例えば以下のようなディレクトリ構造があった時、.htaccessの設置場所に応じた適用範囲はこのようになります。
.htaccessの設置場所に応じた適用範囲
/www
|-- .htaccess # Webサイト全体で有効 ・・・ A
|-- index.html # Aの設定が適用される
|
|-- /hoge
| |-- hogehoge.html # Aの設定が適用される
|
|-- /fuga
|-- .htaccess # fuga配下に対して有効 ・・・ B
|-- fugafuga.html # Bの設定が適用される
上記のように、設置場所を変えるだけで設定の適用範囲も簡単に変えることができるので、特定のページのみ何らかの制限を掛けることも容易な訳です。
.htaccessの挙動をオンライン上でテストする【htaccess Tester】
.htaccessに記述したコードを試す際、いちいちWebサーバ上にファイルをアップロードするのは面倒ですよね。
また、仮にコード内容にミスがあった場合、500 Internal Server Errorが発生してしまったり、本来意図しない挙動を起こしてしまう可能性も考えられます。
そこで、オンライン上にて「htaccess Tester」というツールを使うことで、Webサーバ上に.htaccessをアップロードせずとも、簡易的なテストを行うことができるのです。
https://htaccess.madewithlove.be/
htaccess testerの使い方
htaccess Testerの使い方は簡単で、変換元のURLと.htaccessに記述しているコードを入力後、「Test」ボタンをクリックすることで簡易的なテストを実施することができます。

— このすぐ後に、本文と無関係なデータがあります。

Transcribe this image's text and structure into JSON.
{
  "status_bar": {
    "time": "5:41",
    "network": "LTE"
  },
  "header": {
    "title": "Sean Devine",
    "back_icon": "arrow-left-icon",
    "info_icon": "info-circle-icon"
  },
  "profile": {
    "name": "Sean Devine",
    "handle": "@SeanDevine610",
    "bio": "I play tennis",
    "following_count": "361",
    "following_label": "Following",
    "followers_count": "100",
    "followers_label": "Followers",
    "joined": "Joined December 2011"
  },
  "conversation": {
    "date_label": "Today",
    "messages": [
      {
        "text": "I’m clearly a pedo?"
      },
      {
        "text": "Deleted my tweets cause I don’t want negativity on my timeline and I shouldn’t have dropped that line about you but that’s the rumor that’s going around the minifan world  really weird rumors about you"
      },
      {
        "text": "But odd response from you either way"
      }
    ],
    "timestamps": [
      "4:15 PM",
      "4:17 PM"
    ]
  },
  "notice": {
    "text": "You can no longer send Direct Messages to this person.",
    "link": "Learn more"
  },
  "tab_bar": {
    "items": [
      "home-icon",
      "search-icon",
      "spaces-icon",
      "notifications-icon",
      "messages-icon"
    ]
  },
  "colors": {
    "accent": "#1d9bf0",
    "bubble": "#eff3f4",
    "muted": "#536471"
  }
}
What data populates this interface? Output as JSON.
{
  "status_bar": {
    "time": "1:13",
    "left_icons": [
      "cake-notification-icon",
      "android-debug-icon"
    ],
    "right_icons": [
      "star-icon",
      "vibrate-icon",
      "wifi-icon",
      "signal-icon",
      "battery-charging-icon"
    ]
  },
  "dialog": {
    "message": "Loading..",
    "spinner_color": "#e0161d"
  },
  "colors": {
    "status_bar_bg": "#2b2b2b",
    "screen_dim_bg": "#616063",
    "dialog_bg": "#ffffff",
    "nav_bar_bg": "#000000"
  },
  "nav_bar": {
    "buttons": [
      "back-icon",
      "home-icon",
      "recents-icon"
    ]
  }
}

必要項目を入力し「Test」ボタンをクリックすると、変換後のURLとデバッグ情報を出力してくれるので、この内容を元に正しく.htaccessの設定ができているか確認することができるのです。
とても簡単にテストを行うことができるので、.htaccessを扱い慣れてないうちは、積極的に活用することをオススメします。
最後に
この記事では、.htaccessの基本と書き方(テンプレ含む)を解説しました。
初見だとややこしく感じるかもしれませんが、1つ1つコードの意味を紐解いていくことで、ある程度コツを掴むことができます。
ちなみに.htaccessは、あくまでもApacheの設定ファイルの1つです。
そのためもし仮に.htaccessについて更に詳しく学びたいという方は、Apacheの公式ドキュメントや、Apacheサーバ管理系の書籍を参考にすると良いでしょう。